If you only visit one museum in Cuernavaca – make it this one! The Robert Brady Museum is on Nezahualcoyotl Street behind the Cathedral and occupies the building known as the Casa de la Torre, originally part of the monastery of La Asunción. In 1960, it was purchased by the U.S. artist, Robert Brady (1928–86), who transformed it into his home and a private art and collectible museum. Brady lived in Cuernavaca for 24 years after a spell in Venice, but his collections range from Papua New Guinea and India to Haiti and South America. It contains the original “Self-portrait with monkey” painted by Frida Kahlo. Other works are by artists such as Diego Rivera, Miguel Cobarruvias, Pelegrín Clavé, María Izquierdo, and Rufino Tamayo, as well as Brady’s own paintings (check out his spot-on portrait of his friend Peggy Guggenheim). Non-Mexican paintings include those from North America and Europe.

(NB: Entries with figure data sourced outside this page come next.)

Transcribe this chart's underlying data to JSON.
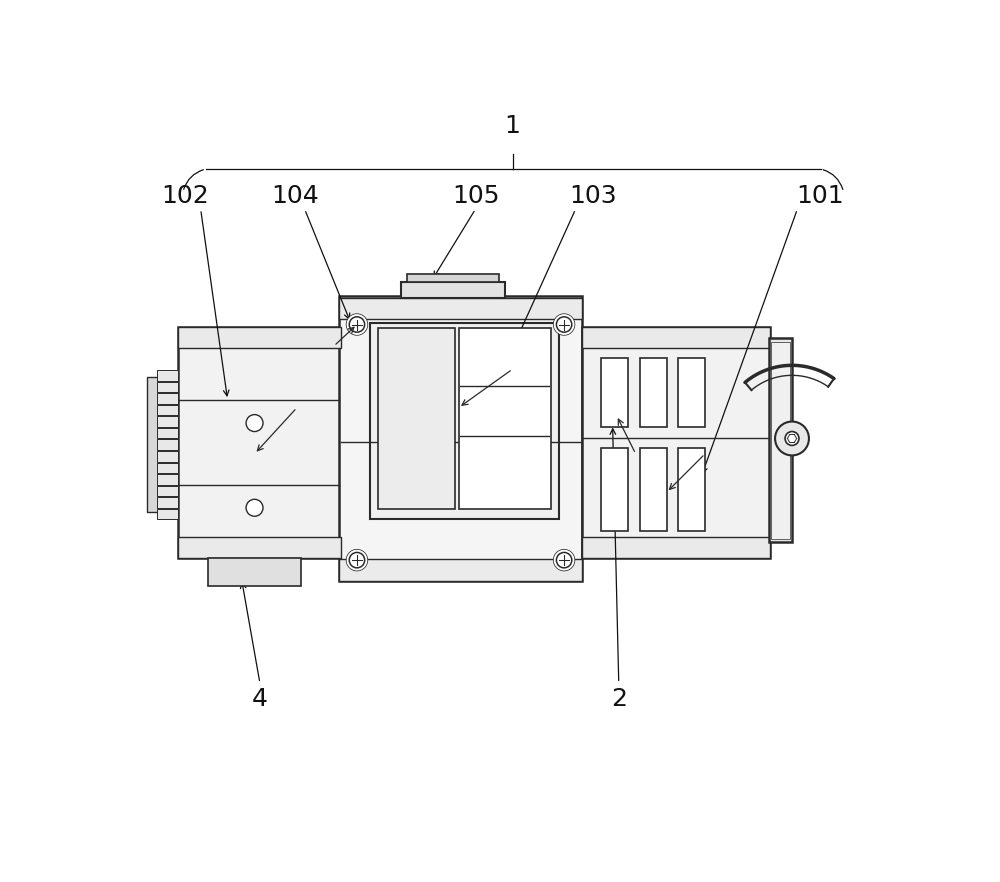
{
  "bg_color": "#ffffff",
  "lc": "#2a2a2a",
  "fc_light": "#f0f0f0",
  "fc_mid": "#e0e0e0",
  "fc_dark": "#cccccc",
  "fc_white": "#ffffff",
  "lw_main": 1.8,
  "lw_thin": 1.0,
  "lw_rib": 0.8,
  "label_fs": 18,
  "ann_lw": 0.9,
  "ann_color": "#111111"
}
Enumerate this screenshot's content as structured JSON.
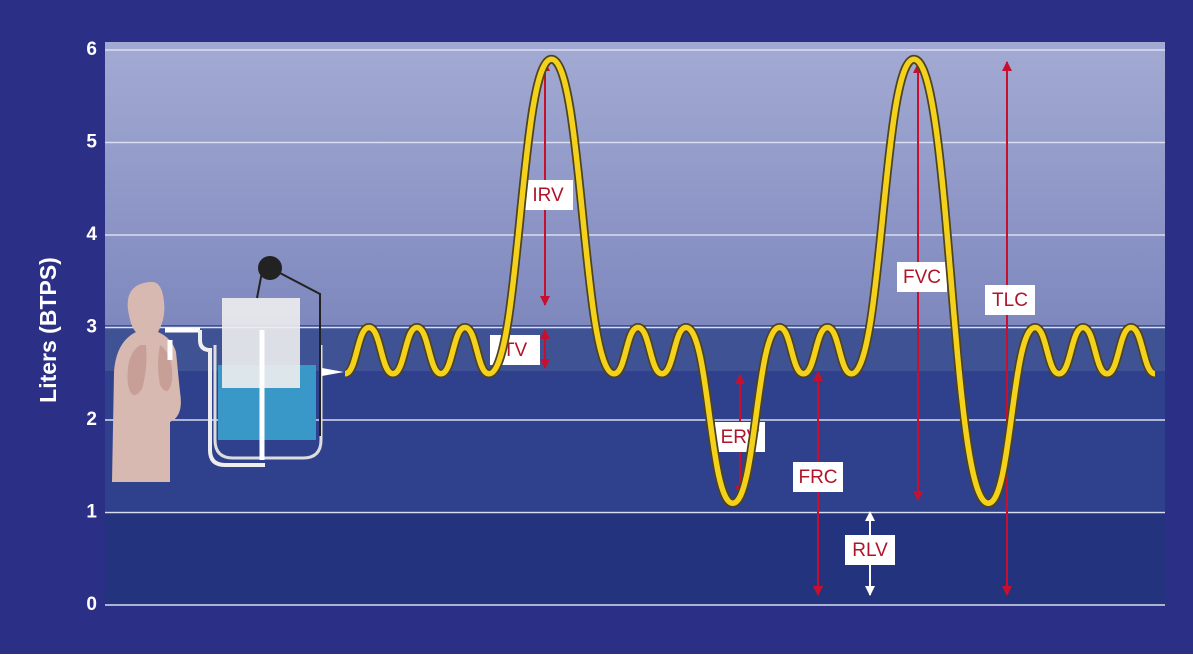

In this eclectic art show you will recognize no trends or art schools, only a well defined sense of art encompassing every corner of the house, where you will be able to admire Mexican feather art, Persian rugs, a Byzantine mosaic from Ravenna, Christ figures from Puerto Rico, Peruvian colonial oil paintings, various pieces of African origin such as masks, totems and other human figurines. Other objects in the collection include antique furniture, Indian crafts, and archeological pieces. The collection occupies fourteen rooms of the old house, which has been kept mostly the way it was when Brady died in 1986 and bequeathed the house and its contents to the city.

Let’s face it, who wouldn’t want to be independently wealthy and spend their life traveling around the world collecting art for their lavish Mexican mansion? If that option isn’t open to you, visit this museum – easily Cuernavaca’s best – and live vicariously.

The house is a stunning testament to a man who knew what he liked. Every room, including the two gorgeous bathrooms and kitchen, is bedecked in paintings, carvings, textiles, antiques and folk arts from all corners of the earth. The gardens are lovely too, with a very tempting (but off-limits) swimming pool in one of them and a little coffee shop in the other.

Classic and contemporary films are shown in the museum’s courtyard every Thursday at 5pm for a M$25 donation. Movies are in their original language with Spanish subtitles.